On Wed, Jul 21, 2021 at 2:51 PM Coiby Xu <coxu(a)redhat.com> wrote:
On Wed, Jul 21, 2021 at 02:04:52AM +0800, Kairui Song wrote:
>When `failure_action` is set to `dump_to_rootfs`, the message:
>"Waiting for rootfs mount, will timeout after 90 seconds"
>is actually wrong. Kdump will simply call `systemctl start sysroot.mount`,
>but the timeout value of sysroot.mount depends on the unit service and
>dracut parameters. And by default, dracut will set
>JobRunningTimeoutSec=0 and JobTimeoutSec=0 for the device units,
>which means it will wait forever. (see wait_for_dev function in dracut)
>
>For some devices, this can be fixed by setting rd.timeout=90. But when
>initqueue is set enabled during initramfs build, dracut will force set
>timeout for host devices to `0`. (see 99base/module-setup.sh).
>
>Depending on dracut / systemd can make things unpredictable and break as
>parameters or code change. To make things easy to understand and
>maintain, just call `systemctl` with `--no-block` params, and implement
>a standalone wait loop. Now `dump_to_rootfs` will actually wait for
>90s then timeout.
>
>Signed-off-by: Kairui Song <kasong(a)redhat.com>
>---
> kdump-lib-initramfs.sh | 14 ++++++++++++--
> 1 file changed, 12 insertions(+), 2 deletions(-)
>
>diff --git a/kdump-lib-initramfs.sh b/kdump-lib-initramfs.sh
>index 4cd18e4..319f9a0 100755
>--- a/kdump-lib-initramfs.sh
>+++ b/kdump-lib-initramfs.sh
>@@ -230,10 +230,20 @@ dump_to_rootfs()
> dinfo "Clean up dead systemd services"
> systemctl cancel
> dinfo "Waiting for rootfs mount, will timeout after 90 seconds"

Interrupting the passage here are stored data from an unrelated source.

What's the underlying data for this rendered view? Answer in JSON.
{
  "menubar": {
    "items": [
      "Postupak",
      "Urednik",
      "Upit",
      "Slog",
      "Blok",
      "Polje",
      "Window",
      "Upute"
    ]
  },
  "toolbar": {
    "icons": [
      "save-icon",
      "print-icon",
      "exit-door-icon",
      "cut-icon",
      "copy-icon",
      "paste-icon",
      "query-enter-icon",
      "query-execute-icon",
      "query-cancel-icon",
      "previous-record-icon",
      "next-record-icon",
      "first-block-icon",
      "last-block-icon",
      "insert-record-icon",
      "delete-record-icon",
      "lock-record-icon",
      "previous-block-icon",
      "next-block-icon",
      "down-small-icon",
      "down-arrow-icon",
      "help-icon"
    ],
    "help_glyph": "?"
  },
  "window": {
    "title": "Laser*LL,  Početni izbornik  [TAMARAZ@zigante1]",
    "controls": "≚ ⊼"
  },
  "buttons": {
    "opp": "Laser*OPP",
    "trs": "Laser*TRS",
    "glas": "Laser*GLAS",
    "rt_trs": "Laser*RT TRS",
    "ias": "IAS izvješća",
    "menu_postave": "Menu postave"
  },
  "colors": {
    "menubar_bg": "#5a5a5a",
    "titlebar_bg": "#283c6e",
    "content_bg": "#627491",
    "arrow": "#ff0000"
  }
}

>- systemctl start sysroot.mount
>+ systemctl start --no-block sysroot.mount
>
>- ddebug "NEWROOT=$NEWROOT"
>+ _loop=0
Should we make _loop a local variable?
Good suggestion, I wanted to be more POSIX compatible so I didn't use
`local` here (shellcheck complains about this). Maybe we can make a
code guidance doc for kdump scripts and clean up the mess of sh/bash
syntax issues in the future.
>+ while [ $_loop -lt 90 ] && ! is_mounted /sysroot; do
>+ sleep 1
>+ _loop=$((_loop + 1))
>+ done
>+
>+ if ! is_mounted /sysroot; then
>+ derror "Failed to mount rootfs"
>+ return
>+ fi
>
>+ ddebug "NEWROOT=$NEWROOT"
> dump_fs $NEWROOT
> }
>
>--
>2.31.1
>
After applying this patch,
hp-moonshot-03-c05.lab.eng.rdu2.redhat.com no
longer hangs after printing "Waiting for rootfs mount, will timeout
after 90 seconds".
Except for the small issue, the rest looks good to me.
Acked-by: Coiby Xu <coxu(a)redhat.com>
--
Best regards,
Coiby
--
Best Regards,
Kairui Song